Redação Culturize-se

O que significa ser brasileiro? A pergunta atravessa Brasilina – Poéticas de uma Nação Mátria, exposição realizada pela Decoranea e pelo 1COMUM Coletivo que reúne 32 artistas e designers brasileiros em torno de uma investigação sobre identidade, território, natureza e sociedade. A mostra está em cartaz na Galeria do Centro Cultural SESI, em Vitória, no Espírito Santo, onde permanece aberta ao público até 30 de setembro.

Foto: Divulgação

Idealizada por Isabela Castello e Fernando Caseira Nicolau, com curadoria de Isabela Castello e Isabel Portella, a exposição parte da brasilina, pigmento vermelho associado ao pau-brasil, árvore que deu nome ao país. A substância encontrada no interior da madeira reage ao contato com luz e ar e se transforma em uma cor intensa. Na mostra, esse processo químico assume dimensão simbólica: o Brasil é entendido como uma identidade que se forma justamente a partir dos encontros, conflitos, cortes e transformações de sua história.

“A brasilina fala da potência criativa do nosso país, da nossa essência”, afirma Isabela Castello. Para ela, olhar para as raízes brasileiras é também uma maneira de compreender o país que existe e imaginar aquele que ainda pode ser construído coletivamente.

A exposição se organiza em três eixos: Identidade, Natureza e Sociedade. O primeiro investiga as múltiplas formas de pertencimento e representação; o segundo aborda biodiversidade, territórios e relações com o meio ambiente; e o terceiro observa desigualdades, contrastes, relações sociais e processos de transformação.

No centro da proposta está ainda o conceito de “nação mátria”, que substitui a imagem tradicional da pátria por uma concepção associada à terra-mãe, ao cuidado, às ancestralidades, à natureza e à participação das mulheres na construção cultural e social do país.

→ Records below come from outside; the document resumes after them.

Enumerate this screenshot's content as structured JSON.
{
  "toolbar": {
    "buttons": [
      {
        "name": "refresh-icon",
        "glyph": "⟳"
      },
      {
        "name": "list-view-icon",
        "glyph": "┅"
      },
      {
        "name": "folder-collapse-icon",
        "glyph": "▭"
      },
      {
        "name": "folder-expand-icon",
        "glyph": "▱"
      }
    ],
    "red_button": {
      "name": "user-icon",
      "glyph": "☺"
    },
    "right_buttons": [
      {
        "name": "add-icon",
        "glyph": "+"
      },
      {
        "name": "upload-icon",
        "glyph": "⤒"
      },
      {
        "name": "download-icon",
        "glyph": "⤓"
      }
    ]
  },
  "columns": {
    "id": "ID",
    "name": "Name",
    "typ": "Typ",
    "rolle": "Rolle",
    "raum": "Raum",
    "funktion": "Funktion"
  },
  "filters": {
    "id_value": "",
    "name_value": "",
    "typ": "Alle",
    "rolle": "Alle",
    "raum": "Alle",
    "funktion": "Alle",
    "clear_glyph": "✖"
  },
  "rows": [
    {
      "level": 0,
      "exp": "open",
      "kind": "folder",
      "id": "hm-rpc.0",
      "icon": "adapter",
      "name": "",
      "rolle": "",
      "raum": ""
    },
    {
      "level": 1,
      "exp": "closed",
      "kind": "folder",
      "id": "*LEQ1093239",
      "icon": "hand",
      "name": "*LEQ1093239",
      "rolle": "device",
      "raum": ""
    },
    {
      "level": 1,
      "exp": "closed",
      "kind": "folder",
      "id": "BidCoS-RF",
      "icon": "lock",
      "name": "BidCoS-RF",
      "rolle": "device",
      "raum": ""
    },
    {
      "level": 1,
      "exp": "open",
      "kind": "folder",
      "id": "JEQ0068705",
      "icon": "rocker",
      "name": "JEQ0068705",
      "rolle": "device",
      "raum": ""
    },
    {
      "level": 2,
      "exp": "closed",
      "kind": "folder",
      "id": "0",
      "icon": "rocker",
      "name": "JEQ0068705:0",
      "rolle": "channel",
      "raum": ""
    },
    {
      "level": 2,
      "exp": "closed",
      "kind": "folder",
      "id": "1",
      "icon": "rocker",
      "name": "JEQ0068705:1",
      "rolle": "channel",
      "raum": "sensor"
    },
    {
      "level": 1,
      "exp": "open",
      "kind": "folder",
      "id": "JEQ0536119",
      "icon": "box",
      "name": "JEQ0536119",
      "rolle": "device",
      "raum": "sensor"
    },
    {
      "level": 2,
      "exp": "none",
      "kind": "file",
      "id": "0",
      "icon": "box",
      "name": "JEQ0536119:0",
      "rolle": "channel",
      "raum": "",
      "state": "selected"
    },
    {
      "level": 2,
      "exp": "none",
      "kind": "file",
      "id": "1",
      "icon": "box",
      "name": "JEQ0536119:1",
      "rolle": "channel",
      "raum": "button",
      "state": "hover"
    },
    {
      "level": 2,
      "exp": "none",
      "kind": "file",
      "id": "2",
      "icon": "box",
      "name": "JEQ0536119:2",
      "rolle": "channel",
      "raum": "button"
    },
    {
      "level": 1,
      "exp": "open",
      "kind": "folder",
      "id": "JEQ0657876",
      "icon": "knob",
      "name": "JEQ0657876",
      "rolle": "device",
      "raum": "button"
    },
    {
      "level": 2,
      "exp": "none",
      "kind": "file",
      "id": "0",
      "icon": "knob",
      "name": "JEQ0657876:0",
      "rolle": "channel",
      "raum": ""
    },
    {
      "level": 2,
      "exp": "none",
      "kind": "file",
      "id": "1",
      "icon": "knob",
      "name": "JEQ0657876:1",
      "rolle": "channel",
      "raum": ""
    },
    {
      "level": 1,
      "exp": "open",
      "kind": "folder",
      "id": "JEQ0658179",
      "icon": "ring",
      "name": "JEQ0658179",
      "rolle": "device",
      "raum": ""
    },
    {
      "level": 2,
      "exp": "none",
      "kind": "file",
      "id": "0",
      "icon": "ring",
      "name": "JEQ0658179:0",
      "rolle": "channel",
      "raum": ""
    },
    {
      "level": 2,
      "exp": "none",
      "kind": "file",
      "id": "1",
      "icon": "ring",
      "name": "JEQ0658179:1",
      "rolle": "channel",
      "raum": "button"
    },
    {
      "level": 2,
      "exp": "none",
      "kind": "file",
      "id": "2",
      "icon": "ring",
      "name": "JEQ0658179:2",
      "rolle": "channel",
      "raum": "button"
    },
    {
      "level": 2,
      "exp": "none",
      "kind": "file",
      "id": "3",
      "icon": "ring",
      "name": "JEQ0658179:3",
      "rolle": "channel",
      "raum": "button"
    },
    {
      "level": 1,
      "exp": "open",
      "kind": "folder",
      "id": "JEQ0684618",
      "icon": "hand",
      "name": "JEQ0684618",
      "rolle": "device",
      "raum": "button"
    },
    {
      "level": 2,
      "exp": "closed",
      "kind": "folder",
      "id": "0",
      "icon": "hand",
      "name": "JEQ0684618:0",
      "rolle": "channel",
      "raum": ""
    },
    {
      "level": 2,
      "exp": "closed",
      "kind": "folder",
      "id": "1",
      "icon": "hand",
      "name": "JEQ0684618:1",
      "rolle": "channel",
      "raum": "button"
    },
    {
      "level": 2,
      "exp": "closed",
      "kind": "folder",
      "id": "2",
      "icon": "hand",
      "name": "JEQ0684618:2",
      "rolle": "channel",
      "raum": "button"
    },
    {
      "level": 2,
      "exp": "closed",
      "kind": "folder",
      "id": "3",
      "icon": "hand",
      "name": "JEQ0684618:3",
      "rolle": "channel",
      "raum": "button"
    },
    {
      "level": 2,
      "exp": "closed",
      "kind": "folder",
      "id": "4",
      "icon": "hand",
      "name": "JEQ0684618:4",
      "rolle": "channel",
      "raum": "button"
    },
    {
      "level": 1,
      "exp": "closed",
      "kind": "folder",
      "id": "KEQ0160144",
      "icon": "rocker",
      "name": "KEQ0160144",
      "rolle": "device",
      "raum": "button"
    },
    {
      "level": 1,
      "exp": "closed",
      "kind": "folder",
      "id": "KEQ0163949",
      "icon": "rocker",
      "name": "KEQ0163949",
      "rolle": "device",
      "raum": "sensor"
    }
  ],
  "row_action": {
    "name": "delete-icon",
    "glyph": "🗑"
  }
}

A própria bandeira brasileira é revisitada pela exposição. O lema “Ordem e Progresso” é colocado em diálogo com a palavra “amor”, ausente da formulação que inspirou o lema nacional. A mostra propõe, assim, uma espécie de regeneração simbólica: amor como princípio, ordem como base e progresso como horizonte.

Foto: Divulgação

Além das obras, Brasilina terá programa educativo desenvolvido pela arte-educadora Tatiana Rosa. A intenção é transformar a exposição em espaço de encontro e reflexão, no qual diferentes Brasis possam coexistir.

Para a Decoranea, galeria dedicada à arte e ao design autoral, a mostra marca também sua entrada no mercado e reforça a aposta na aproximação entre essas linguagens. Com produção de Elaine Pinheiro, da ArtES Consultoria, Produção e Gestão Cultural, Brasilina nasce com perspectiva de circular posteriormente por outras cidades brasileiras.